There may be something to that #Cult45 hashtag.

 

A Trump supporter is suing a New York City bar, claiming he was discriminated against because of his MAGA hat. He contends his alliance with Trump is a "spiritual belief," making him part of a "protected class" commensurate to religion.

 

In January, 30-year-old Greg Paitek visited the Happiest Hour bar in Manhattan, wearing said crimson chapeau. He contends that he was called a “terrible person” by a bartender, asked if the hat was a “joke” while he was served, ignored by another barkeep, then cut off by a third. Then, he says, the manager had a bouncer kick him out altogether.

 

The bar's management denies Piatek's story, pointing out that he ran up a tab of $182, then left a perfectly generous 20% tip of $36.

 

But Piatek's attorney has filed a lawsuit against the bar for "discriminatory conduct," reports Gothamist. Piatek was "adhering to his closely held spiritual beliefs by adorning the hat in question,” his attorney says, and should be considered a member of a "protected class."

 

"A religious belief can appear to every other member of the human race preposterous, yet still be entitled to protection,” says the suit, claiming the MAGA hat “transcends the political realm.”

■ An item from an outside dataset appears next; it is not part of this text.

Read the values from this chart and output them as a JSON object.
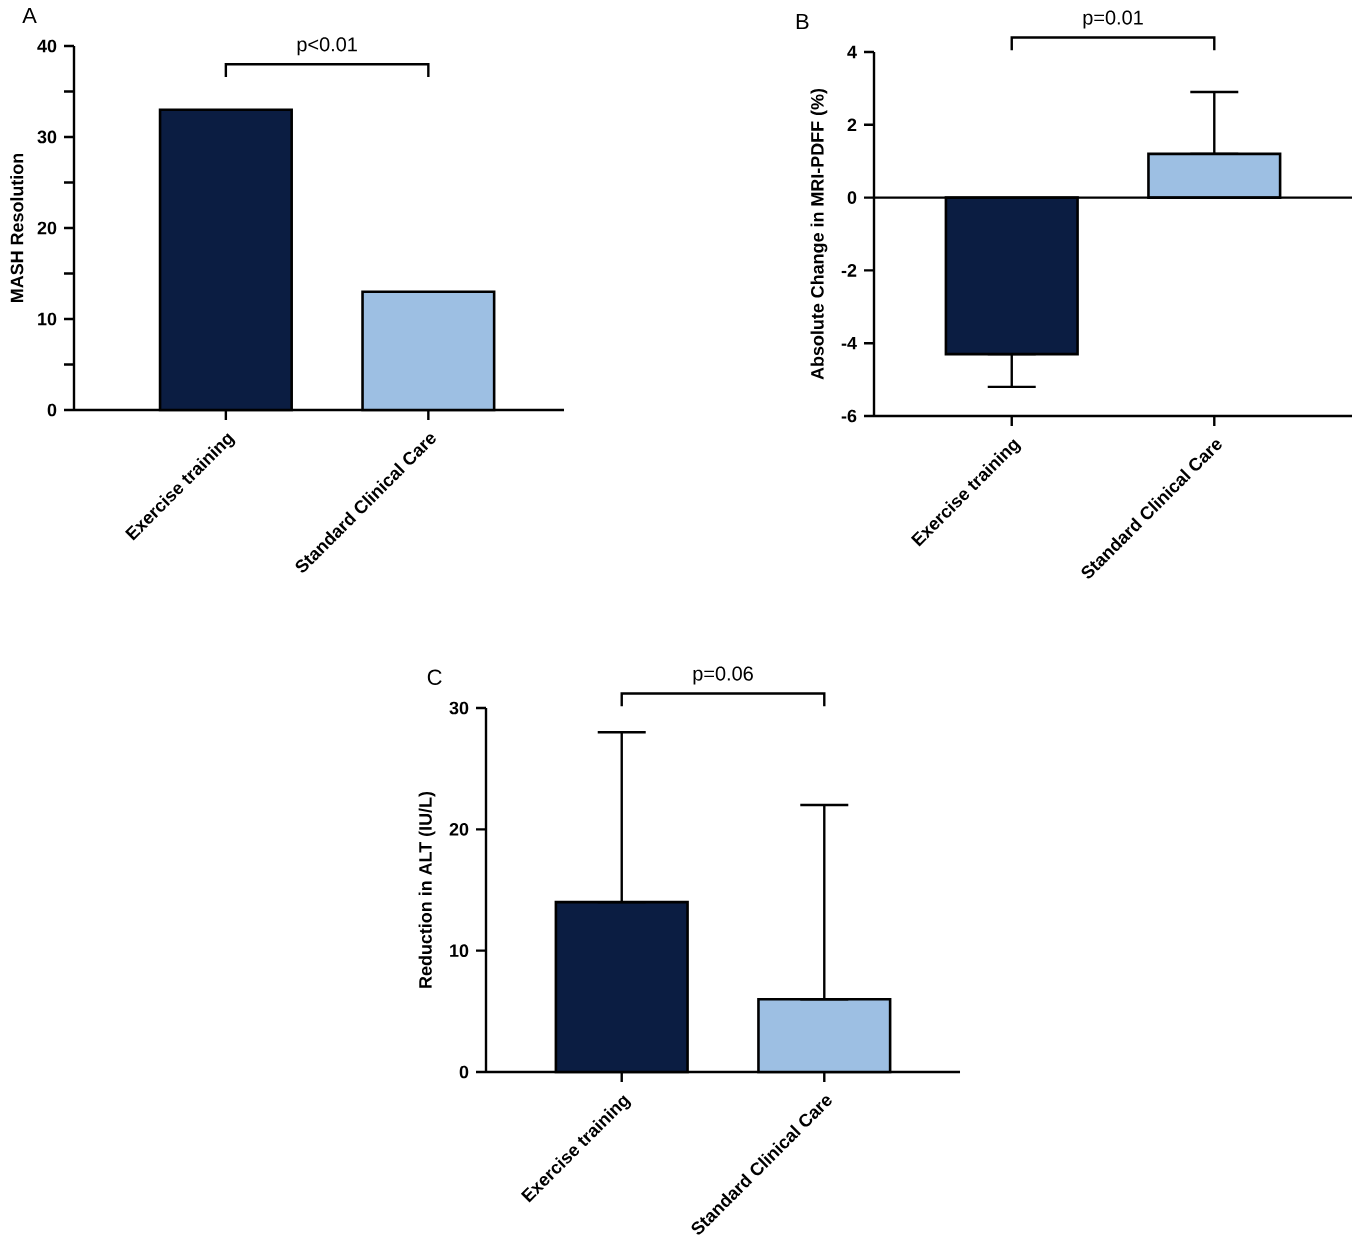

Piatek says that he reported the incident to police but was told that it was not a criminal matter.

The bar's management has asked for the lawsuit to be dismissed as frivolous. "The plaintiff's vague and conclusory arguments are entirely fanciful," said Preston Ricardo, an attorney for the bar. "They have no support in the law. And they continue to show that the action is nothing more than an ill-conceived publicity stunt guised as a lawsuit."

"It doesn't seem like Piatek has a case here," writes Jarrett Lyons at Salon, "as it might be hard to say that getting cut off and kicked out of a bar after achieving a three-digit tab would be discriminatory. Though the Federal Civil Rights Act of 1964 prohibits discrimination by privately owned public accommodations on the basis of religion, the fact that Piatek was in fact served $180 worth of libations or food, means that he was served, however begrudgingly."